- Occupation: historian
- Years active: 1989 - present
- Notable work: The Grand Design: Strategy and the U.S. Civil War

= Donald Stoker (historian) =

American military historian

Donald J. Stoker Jr. is a military and diplomatic American military historian with expertise in military theory and grand strategy.

==Education==
He earned his bachelor's degree in 1989, his Master's of Arts in 1990 from Valdosta State University and his PhD in Military and Diplomatic History from Florida State University, Tallahassee, FL in 1997.

==Career==
Donald Stoker was a Professor of Strategy and Policy for the U.S. Naval War College’s program at the Naval Postgraduate School in Monterey, California for 18 years.

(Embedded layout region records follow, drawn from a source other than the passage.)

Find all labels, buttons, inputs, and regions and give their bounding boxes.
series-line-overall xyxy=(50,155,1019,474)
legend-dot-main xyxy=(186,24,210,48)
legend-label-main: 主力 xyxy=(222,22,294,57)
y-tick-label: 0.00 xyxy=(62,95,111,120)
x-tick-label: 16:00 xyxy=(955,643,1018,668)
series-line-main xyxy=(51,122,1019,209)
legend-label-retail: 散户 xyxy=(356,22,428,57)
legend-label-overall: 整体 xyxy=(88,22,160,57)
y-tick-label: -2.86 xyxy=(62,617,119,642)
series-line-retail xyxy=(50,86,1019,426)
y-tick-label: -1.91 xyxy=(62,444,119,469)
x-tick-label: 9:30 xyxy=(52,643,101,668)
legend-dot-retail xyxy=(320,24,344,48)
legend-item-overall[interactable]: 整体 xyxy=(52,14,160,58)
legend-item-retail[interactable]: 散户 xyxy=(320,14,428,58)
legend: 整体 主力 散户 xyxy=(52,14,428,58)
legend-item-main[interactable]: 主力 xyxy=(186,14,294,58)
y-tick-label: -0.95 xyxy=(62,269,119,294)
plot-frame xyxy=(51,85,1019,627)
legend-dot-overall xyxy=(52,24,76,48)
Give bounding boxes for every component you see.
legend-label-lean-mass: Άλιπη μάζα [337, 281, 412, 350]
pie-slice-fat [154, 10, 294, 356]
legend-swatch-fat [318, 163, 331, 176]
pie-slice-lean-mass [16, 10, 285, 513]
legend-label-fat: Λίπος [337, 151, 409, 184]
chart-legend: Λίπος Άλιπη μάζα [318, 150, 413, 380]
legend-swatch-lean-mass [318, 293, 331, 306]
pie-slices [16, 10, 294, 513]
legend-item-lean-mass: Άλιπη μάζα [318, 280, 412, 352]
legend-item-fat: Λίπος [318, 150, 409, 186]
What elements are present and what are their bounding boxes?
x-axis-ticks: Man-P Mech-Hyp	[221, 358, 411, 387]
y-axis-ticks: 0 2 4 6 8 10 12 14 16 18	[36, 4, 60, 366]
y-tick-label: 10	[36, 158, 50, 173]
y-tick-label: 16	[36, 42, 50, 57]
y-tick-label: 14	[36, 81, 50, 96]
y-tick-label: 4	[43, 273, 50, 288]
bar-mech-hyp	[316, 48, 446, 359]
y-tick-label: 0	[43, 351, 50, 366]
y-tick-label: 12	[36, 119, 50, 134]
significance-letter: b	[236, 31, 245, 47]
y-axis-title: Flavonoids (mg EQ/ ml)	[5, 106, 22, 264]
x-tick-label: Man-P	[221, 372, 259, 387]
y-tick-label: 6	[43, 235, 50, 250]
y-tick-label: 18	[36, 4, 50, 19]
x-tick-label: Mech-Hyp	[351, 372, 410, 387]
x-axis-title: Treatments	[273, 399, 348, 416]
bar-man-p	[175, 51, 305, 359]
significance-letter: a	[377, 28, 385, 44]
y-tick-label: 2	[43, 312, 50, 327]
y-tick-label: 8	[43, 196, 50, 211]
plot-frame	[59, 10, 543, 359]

He was a Visiting Fellow and Fulbright Visiting Professor of International Relations, Diplomatic Academy of Vienna, Austria during the 2017-2018 academic year. In 2021, he became Professor of National Security and Resource Strategy at the Dwight D. Eisenhower School of the National Defense University in Washington, DC.

==Publications==
- Britain, France, and the Naval Arms Trade in the Baltic, 1919-1939: Grand Strategy and Failure. London: Frank Cass, 2003. ISBN 0714653195
- Girding for Battle: The Arms Trade in a Global Perspective, 1815 - 1940. Westport, CT: Praeger, 2003. ISBN 0275973395
- Military Advising and Assistance: From Mercenaries to Privatization, 1815-2007. London: Routledge, 2008. ISBN 9780415770156
- With Harold D. Blanton, and Frederick C. Schneid. Conscription in the Napoleonic Era: A Revolution in Military Affairs? London: Routledge, 2009. ISBN 9780415349994
- The Grand Design: Strategy and the U.S. Civil War. Oxford; New York : Oxford University Press, 2010. ISBN 9780195373059
- With Kenneth J. Hagan, and Michael T. McMaster. Strategy in the American War of Independence: A Global Approach. Abingdon, Oxon: Routledge, 2010. ISBN 9780415367349
- Clausewitz: His Life and Work. New York : Oxford University Press, 2014. ISBN 9780199357949
- With Michael T. McMaster. Naval Advising and Assistance: History, Challenges, and Analysis. Helion and Company, 2017. ISBN 978-1911512820
- With Edward Westermann. Air Force Advising and Assistance: Developing Airpower in Client States. Helion and Company, 2018. ISBN 1912390604
- With Edward Westerman. Expeditionary Police Advising and Militarization: Building Security in a Fractured World. Helion and Company, 2018. ISBN 978-1911512868
- Why America Loses Wars: Limited War and American Strategy Since Korea. Cambridge University Press, 2019. Second edition, paperback, 2021. ISBN 978-1009220866
- With John Dunn. A Naval History of the Middle East: 500-2020. Helion and Company, 2024. ISBN 978-1804512340
- Purpose and Power: US Grand Strategy from the Revolutionary Era to the Present. Cambridge University Press, 2024. ISBN 978-1009257275

==Awards==
The Grand Design was recognized with Fletcher Pratt award for best non-fiction Civil War book of 2010 by the Civil War Round Table of New York and was a Main Selection of the History Book Club.

He was named as an Outstanding Alumnus of Valdosta State University by the Department of History in 2014.